The pension systems/social security is basically a ponzi scheme. It relies on more now contributors (workers) to fund the existing members who are now retired. And we know that demographic distribution in most of the developed world doesn't look good. And when you attempt keeping the workers in the ponzi scheme longer by extending the retirement age, look what you get in France.

Some things really make you think. Maybe a new deadly virus could do the trick...Or mass euthanasia like they're doing in Canada.
 
I tend to find arguments in favour of eugenics and 'concerns' pointing in that direction rather unsubtle and biased by reasoning that lies on very unstable ground.

I think it's worth pointing out that group selection operates on a scale and in a way that people often fail to perceive. Societies that practice eugenics tend to lose in contests with those that do not practice it.

The Allies defeat the Nazis. Authoritarian states in general are bad at war, as we are seeing with Russia today and have seen in the Middle East for a long time.

Why is this? Human beings have been caring for the sick, disabled and elderly for literally hundreds of thousands of years - even in crude utilitarian terms we can never know what kind of adaptive value such people bring in spite of their apparent ailments, but there are other things going on.

Take 'morale' and 'buy in'. We have seen the extremely high morale of democracies in war, for example, because a 'good' society is worth saving. Because its soldiers have bought into the ethic of the system and know that they themselves, or their beloved x, y, z, will not be culled by some arbitrary authority when they have exceeded their 'utility'. By contrast, soldiers driven by coercion tend to have much lower morale.

'Morality' is real and it is adaptive - it is part of the reason why human beings have been so extraordinarily successful. I think the eugenics arguments tend to ignore this in favour of a certain fetishism for symbols of 'strength' that nature does not recognise. E.g. Being tall and heavily muscled is really calorically expensive - useful in a few circumstances, maladaptive in others. Imagine the logistical disadvantage of trying to feed an army (or tribe) of supersoldiers like this. Better to maintain just a few such people in the gene pool - which we see in reality.

Real 'strength' that nature recognises is rarely what people imagine by the word, and real adaptive advantage does not proceed from the purported 'quality' of individuals, but the eusocial qualities of groups.
 
A bit of a different angle on this topic, but I think countries will have huge problems with the biggest generation retiring (boomers).

The pension systems/social security is basically a ponzi scheme. It relies on more now contributors (workers) to fund the existing members who are now retired.

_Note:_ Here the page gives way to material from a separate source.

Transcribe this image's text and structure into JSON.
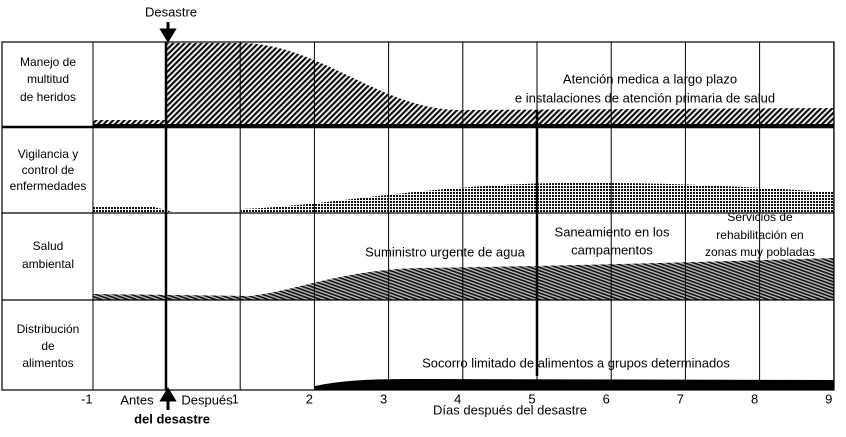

And we know that demographic distribution in most of the developed world doesn't look good. And when you attempt keeping the workers in the ponzi scheme longer by extending the retirement age, look what you get in France.

Some things really make you think. Maybe a new deadly virus could do the trick...Or mass euthanasia like they're doing in Canada.
Oh what a twist. we have no problems if we have no people. What's going on in Canada?
 
I tend to find arguments in favour of eugenics and 'concerns' pointing in that direction rather unsubtle and biased by reasoning that lies on very unstable ground.
Wasn't really talking about eugenics, not in a radical way at least, so not sure why you bring this up?
The Allies defeat the Nazis.
I'm not sure if they lost precisely because they practiced eugenics. Did they?
Human beings have been caring for the sick, disabled and elderly for literally hundreds of thousands of years
I'll take your word that they had, but there were fewer of them than there is now.
 
I’ve made mention of the demographic inversion before.

Combine a larger elderly cohort with economics which dissuade the young from having children, and set the timer.

Tick tock, and boom, utter fucking chaos to come. As if it isn’t already here, ffs. China will be a real horrorshow.